Depending on the state where U.S. residents live, they had a 50/50 chance of having their enhanced federal unemployment benefits terminated early. Yet, regardless of the outcome – either the benefits ending early or continuing until the Sept. 6 deadline – job growth throughout the U.S. has been about the same, according to a Wednesday (Sept. 1) Wall Street Journal report.
As of Monday (Sept. 6), the last day for federal pandemic unemployment assistance, approximately 8.8 million people across the country will lose benefits altogether, while three million will see benefits plunge by $300, according to a previous PYMNTS report. Data from the Bureau of Labor Statistics indicated that the average person would receive about $321 without the PUA, about 38% of their wages prior to being laid off.

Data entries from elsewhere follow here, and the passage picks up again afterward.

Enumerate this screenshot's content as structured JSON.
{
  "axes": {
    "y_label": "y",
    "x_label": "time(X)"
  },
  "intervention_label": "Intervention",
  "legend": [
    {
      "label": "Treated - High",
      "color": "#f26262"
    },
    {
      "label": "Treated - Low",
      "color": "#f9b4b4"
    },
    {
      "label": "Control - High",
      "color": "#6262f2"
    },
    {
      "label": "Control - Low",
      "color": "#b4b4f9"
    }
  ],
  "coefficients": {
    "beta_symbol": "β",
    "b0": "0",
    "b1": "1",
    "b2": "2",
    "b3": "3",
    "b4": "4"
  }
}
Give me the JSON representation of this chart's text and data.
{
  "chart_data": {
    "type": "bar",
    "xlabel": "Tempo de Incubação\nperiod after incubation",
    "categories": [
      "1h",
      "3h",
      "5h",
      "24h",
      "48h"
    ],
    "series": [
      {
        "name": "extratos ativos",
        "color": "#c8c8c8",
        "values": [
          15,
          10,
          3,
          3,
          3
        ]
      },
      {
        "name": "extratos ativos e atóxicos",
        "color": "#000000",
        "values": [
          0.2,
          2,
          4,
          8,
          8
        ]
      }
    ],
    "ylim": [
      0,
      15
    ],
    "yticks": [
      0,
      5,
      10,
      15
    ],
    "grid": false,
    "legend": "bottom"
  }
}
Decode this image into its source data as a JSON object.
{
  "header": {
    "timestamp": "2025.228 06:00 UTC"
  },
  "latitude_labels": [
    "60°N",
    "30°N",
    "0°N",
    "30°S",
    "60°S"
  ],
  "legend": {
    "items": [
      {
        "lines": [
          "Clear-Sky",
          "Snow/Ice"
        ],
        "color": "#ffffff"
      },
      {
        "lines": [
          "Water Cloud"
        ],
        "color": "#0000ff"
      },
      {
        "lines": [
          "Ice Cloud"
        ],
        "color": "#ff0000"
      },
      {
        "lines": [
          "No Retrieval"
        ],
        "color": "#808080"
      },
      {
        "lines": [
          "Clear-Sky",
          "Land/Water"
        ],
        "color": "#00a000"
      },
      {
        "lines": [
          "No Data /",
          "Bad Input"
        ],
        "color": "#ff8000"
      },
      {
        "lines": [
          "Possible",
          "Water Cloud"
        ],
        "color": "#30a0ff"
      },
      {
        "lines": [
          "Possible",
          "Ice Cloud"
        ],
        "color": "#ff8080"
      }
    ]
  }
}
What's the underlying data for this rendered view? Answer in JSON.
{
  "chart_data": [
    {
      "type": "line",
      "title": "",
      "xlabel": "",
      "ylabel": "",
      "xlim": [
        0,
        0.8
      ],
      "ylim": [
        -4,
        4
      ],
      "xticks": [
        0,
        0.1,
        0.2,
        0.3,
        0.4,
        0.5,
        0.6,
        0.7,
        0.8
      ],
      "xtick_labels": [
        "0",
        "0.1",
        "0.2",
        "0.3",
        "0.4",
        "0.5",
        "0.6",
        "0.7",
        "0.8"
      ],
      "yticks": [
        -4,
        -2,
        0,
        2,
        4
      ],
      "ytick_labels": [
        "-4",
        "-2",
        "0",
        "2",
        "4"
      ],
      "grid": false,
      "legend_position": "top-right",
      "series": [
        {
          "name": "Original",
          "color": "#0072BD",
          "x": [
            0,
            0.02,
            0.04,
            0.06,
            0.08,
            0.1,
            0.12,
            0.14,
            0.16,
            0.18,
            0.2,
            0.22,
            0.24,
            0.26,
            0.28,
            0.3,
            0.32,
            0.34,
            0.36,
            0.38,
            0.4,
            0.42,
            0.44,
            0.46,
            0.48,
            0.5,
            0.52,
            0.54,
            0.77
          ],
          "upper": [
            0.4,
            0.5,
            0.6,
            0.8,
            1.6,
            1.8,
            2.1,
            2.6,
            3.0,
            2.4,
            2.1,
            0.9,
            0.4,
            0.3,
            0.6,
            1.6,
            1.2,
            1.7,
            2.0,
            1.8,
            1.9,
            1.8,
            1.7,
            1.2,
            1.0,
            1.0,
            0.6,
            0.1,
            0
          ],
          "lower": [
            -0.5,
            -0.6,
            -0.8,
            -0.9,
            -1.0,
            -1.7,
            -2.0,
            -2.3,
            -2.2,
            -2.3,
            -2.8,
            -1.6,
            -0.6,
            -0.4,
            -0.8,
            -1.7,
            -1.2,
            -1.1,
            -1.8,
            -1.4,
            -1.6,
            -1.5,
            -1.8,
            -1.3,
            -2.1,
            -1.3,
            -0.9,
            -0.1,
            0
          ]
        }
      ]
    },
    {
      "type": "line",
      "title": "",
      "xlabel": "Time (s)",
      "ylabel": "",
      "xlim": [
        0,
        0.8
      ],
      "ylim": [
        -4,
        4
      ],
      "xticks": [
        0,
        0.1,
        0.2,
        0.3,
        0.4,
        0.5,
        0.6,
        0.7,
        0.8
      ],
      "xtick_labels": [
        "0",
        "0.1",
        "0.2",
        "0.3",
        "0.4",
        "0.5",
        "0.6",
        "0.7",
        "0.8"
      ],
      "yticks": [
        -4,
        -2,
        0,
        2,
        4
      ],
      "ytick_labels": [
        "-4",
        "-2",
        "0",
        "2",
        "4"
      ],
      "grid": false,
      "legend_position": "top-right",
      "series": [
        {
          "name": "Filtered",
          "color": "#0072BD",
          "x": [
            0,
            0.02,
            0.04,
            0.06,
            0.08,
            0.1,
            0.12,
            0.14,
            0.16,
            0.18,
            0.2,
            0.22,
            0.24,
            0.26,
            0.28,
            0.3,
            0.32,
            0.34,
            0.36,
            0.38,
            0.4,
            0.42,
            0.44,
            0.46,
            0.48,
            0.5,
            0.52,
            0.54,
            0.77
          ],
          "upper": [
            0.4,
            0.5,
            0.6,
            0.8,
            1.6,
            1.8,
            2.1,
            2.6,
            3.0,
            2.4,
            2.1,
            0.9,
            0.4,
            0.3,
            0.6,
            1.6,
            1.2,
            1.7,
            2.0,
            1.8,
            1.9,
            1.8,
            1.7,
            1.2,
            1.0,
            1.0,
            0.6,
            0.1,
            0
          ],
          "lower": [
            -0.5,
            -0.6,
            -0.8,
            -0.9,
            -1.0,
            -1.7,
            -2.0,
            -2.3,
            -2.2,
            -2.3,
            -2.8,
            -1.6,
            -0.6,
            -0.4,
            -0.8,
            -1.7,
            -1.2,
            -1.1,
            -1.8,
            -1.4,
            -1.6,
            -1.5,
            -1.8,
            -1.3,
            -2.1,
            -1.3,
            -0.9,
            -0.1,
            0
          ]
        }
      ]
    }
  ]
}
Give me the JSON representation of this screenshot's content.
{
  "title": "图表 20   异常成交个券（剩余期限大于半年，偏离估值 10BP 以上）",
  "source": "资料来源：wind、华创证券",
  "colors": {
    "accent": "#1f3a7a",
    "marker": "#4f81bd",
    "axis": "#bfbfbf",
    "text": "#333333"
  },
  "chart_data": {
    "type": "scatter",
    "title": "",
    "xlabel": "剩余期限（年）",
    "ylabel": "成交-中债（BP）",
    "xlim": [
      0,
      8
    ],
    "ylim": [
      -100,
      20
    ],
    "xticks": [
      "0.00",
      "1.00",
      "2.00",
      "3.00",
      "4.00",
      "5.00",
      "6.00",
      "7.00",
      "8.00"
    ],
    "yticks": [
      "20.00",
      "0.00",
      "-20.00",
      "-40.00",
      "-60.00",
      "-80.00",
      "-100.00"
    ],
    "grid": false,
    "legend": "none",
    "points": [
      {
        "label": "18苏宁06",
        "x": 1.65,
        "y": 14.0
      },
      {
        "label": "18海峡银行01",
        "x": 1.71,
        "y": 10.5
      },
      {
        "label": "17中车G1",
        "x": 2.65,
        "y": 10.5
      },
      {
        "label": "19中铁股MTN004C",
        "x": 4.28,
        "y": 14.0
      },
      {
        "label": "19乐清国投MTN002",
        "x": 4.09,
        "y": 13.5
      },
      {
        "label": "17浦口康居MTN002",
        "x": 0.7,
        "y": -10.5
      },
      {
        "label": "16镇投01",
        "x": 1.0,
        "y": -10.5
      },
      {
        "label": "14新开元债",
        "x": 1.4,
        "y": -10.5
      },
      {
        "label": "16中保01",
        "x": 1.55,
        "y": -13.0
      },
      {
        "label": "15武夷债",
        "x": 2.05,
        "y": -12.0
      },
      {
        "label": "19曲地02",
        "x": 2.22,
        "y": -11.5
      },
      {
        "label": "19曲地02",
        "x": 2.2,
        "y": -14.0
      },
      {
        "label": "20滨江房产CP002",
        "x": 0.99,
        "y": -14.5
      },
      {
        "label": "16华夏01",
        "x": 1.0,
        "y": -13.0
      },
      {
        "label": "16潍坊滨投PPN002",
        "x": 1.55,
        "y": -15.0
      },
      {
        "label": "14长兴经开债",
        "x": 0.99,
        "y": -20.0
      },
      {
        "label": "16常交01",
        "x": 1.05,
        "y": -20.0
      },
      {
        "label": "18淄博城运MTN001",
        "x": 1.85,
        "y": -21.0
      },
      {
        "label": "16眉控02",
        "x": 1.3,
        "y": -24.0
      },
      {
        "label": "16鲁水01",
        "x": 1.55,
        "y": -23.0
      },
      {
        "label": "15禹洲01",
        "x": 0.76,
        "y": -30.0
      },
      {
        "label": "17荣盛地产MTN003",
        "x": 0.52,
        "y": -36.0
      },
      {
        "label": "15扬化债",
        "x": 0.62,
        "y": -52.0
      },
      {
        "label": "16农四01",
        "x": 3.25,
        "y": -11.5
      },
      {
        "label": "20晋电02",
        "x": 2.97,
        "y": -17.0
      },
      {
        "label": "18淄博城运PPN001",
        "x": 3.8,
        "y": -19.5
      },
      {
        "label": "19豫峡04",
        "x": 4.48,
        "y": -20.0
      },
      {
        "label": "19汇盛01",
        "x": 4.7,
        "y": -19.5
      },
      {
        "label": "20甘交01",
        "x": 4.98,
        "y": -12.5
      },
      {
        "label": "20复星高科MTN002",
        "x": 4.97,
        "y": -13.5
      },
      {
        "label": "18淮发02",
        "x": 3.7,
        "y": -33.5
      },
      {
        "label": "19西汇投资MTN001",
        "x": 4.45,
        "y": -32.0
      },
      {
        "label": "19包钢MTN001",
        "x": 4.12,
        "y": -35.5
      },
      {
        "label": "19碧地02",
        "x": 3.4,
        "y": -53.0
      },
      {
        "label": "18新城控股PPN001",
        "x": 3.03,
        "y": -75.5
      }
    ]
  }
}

Many have questioned the need for additional unemployment compensation, particularly at a time when approximately 832,000 new positions have been added every month since May. With the new jobs influx, the unemployment rate has dipped to about 5.4%, an indication of an economic rebound.
Ahead of the Sept. 6 termination of PUA benefits, 25 states had ended the bolstered compensation over the summer, according to The Wall Street Journal. The common thread among states, according to the report, is that job growth has been about the same. Texas, which had reopened in the spring and ended benefits in June, saw a 1.45 percent payroll increase in July compared to April, while California, which removed all restrictions in June while continuing PUA, saw a 1.73 percent increase.
Yet, jobless claims are increasing amid the fast-spreading COVID-19 delta variant, per PYMNTS data. New unemployment claims were up 4,000 for the week ending Aug. 21 for a total of 353,000, according to the Bureau of Labor Statistics. The new jobless rate was a bit higher than the 350,000 that analysts had predicted.